Etude du Coran. L'imam est celui qui guide la prière et prononce le prêche, qui s'appuie sur le Coran. — F. DUFOUR / AFP

Ils sont trentenaires comme quinquagénaires. Certains sont de nationalité française, d'autres algériens, tunisiens ou encore comoriens. Pour beaucoup, ils se destinent à devenir imams. La nouvelle promo du cours «Religions, laïcité, interculturalité» dispensé par l’Institut catholique de Paris a effectué mardi sa «rentrée».

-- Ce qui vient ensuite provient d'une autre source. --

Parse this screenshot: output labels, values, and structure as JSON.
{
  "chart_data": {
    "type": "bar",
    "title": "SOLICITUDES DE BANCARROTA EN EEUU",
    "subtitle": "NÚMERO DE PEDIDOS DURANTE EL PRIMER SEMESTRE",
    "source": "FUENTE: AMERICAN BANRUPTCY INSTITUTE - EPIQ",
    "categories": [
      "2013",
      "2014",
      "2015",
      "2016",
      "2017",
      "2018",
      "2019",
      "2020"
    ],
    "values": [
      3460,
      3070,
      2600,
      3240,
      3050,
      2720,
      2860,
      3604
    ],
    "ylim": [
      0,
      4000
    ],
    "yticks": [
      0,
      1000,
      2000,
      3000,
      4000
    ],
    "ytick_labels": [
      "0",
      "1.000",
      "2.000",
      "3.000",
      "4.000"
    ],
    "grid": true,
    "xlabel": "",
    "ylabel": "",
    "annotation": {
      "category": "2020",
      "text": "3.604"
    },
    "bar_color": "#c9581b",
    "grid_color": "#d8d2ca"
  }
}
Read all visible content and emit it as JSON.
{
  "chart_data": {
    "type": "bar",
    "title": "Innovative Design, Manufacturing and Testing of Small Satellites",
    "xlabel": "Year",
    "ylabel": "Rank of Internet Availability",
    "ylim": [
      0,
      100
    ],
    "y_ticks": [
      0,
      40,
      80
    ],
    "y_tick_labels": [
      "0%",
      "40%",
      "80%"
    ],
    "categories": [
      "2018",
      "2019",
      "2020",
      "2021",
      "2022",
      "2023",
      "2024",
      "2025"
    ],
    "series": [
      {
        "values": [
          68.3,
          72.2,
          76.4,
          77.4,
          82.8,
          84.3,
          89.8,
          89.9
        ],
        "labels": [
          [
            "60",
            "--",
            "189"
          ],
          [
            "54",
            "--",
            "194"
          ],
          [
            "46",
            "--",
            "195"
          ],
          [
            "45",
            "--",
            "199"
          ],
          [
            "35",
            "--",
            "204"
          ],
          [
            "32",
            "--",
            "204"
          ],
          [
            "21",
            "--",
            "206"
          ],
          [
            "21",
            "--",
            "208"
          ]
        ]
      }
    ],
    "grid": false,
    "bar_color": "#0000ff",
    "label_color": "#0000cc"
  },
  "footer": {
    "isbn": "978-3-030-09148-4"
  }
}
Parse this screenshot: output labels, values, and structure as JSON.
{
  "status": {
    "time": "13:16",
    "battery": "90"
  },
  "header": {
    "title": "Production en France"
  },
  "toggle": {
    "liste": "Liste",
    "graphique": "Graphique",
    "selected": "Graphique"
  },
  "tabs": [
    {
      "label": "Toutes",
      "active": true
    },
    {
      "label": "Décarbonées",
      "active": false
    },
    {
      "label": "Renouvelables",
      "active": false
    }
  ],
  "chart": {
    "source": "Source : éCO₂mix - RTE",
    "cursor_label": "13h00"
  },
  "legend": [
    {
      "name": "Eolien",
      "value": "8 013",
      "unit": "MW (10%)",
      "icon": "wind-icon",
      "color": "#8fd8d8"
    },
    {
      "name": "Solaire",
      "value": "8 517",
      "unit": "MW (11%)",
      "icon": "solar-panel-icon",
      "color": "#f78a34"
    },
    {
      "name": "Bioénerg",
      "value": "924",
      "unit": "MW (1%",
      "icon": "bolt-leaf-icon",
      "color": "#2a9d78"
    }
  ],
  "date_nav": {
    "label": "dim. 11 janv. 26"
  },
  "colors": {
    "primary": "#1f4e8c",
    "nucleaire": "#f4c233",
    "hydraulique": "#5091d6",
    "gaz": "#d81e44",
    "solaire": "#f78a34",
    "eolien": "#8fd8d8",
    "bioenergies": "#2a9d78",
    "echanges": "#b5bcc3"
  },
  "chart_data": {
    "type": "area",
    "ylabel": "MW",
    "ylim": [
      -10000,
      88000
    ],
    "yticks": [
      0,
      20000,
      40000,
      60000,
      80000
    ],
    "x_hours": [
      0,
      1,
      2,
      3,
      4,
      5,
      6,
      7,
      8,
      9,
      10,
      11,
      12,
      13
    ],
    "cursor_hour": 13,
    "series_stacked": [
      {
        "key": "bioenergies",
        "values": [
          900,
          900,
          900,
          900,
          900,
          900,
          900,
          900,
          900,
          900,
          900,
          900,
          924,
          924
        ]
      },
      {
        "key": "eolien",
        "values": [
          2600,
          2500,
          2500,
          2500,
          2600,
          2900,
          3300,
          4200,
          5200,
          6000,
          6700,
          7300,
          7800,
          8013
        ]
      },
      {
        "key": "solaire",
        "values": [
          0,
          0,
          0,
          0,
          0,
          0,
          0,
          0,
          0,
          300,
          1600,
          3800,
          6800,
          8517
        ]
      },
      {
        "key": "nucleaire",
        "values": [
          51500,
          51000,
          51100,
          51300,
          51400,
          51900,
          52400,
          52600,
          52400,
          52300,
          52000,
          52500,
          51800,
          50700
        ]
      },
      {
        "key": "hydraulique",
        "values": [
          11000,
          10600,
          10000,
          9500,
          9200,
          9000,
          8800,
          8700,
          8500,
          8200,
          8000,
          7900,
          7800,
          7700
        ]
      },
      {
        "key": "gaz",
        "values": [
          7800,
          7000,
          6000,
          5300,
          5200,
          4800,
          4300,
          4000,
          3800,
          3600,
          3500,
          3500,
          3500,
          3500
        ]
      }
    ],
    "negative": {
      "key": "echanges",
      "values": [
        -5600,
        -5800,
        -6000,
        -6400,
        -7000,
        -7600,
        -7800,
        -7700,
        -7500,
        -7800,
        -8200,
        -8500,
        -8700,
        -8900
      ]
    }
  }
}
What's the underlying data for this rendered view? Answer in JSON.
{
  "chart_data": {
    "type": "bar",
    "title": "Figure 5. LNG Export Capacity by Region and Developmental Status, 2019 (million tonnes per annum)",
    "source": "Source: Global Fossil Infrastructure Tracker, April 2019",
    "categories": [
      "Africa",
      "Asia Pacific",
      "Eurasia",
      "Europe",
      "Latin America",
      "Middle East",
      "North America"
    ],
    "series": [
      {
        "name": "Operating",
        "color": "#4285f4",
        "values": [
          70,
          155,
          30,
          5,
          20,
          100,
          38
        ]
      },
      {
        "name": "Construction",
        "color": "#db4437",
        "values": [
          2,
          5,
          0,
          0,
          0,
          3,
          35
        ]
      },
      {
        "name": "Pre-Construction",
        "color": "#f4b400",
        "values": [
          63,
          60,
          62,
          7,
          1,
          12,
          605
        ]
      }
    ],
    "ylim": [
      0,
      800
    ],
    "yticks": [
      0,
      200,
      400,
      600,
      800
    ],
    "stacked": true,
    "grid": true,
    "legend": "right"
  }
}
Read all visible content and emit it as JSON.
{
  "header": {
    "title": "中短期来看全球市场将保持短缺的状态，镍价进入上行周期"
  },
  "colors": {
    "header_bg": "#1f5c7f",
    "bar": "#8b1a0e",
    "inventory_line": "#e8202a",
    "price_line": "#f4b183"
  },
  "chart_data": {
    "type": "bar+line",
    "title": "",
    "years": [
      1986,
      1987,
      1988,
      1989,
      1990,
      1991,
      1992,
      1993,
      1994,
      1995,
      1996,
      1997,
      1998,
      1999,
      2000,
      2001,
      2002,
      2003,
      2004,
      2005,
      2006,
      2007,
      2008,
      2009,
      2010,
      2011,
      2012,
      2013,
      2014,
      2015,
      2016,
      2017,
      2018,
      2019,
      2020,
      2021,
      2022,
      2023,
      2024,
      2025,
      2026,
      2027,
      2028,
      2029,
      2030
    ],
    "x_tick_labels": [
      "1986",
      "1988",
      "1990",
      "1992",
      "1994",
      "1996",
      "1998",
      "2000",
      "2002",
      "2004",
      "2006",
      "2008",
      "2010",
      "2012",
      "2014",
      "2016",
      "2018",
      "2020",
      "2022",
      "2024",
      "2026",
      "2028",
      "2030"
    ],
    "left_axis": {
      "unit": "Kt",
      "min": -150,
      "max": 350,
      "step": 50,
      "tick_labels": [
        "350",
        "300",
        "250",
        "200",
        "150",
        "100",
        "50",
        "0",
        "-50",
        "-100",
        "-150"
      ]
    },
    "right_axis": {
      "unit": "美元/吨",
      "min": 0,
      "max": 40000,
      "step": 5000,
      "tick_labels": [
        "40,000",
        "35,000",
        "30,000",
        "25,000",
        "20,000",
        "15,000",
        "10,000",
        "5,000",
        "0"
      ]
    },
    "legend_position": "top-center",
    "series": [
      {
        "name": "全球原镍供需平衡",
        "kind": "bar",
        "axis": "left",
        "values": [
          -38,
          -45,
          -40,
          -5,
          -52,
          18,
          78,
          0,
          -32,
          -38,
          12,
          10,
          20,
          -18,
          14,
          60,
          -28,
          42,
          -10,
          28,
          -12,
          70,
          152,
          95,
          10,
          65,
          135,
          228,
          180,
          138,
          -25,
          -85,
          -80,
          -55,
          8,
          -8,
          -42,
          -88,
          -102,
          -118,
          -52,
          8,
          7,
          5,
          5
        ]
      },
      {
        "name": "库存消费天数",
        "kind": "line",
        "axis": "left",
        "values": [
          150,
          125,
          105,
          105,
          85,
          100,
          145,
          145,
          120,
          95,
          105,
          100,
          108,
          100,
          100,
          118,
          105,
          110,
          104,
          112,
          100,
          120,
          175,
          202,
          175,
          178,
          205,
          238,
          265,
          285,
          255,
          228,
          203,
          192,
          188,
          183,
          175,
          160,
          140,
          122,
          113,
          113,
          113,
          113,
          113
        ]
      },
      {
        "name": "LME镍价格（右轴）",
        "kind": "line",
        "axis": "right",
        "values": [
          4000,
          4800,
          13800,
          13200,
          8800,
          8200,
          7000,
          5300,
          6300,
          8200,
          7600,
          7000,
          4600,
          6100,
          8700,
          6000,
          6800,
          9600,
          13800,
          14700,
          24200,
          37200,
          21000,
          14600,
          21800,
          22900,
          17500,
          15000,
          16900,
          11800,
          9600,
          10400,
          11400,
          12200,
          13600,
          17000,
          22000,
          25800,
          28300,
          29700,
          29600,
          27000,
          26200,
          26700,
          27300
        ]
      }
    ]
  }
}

Au programme de cette formation non-confessionnelle, entre autres, des cours sur les institutions de la Ve République française, sur les Droits de l’homme ou encore une approche des différentes confessions, de l’hindouisme au protestantisme en passant par le judaïsme ou le catholicisme. Une approche qui vise, selon Benoît Audhuy, du rectorat de l’Institut, «l’intégration par l’apprentissage des valeurs de la République.» La formation est mise en place conjointement par l’Institut catholique et le ministère de l’Immigration et de l’Intégration, qui la finance.
 
De futurs imams
 
En théorie, le cycle a vocation à accueillir des étudiants, des enseignants, mais aussi des cadres associatifs ou des travailleurs sociaux confrontés à la question de l’articulation entre laïcité et religion. Dans les faits, la première «promo», d'une vingtaine d' étudiants, est en grande majorité composée d’élèves de l’Institut de la Grande Mosquée de Paris, qui peut ainsi faire bénéficier ses élèves d'une formation «complémentaire, facultative et ponctuelle (…) dans le seul but de favoriser leur bonne intégration républicaine», comme l’indiquait Dalil Boubakeur, recteur de la Mosquée en octobre, au moment de l'annonce de ce cycle de cours.
Beaucoup se destinent à être imams, aumôniers ou aumônières, car la formation a aussi attiré quelques femmes.

Selon les responsables, la formation, à terme, espère rassembler des étudiants de toutes tendances religieuses même si, insiste Olivier Bobineau, directeur du Diplôme universitaire (D.U.) «je n’ai pas à demander la confession de mes étudiants».

La création du cycle, souhaitée par certains membres de la communauté musulmane et qui attire de futurs imams, avait été écartée par plusieurs universités, craignant sans doute que cette formation inédite ne contredise le principe de laïcité.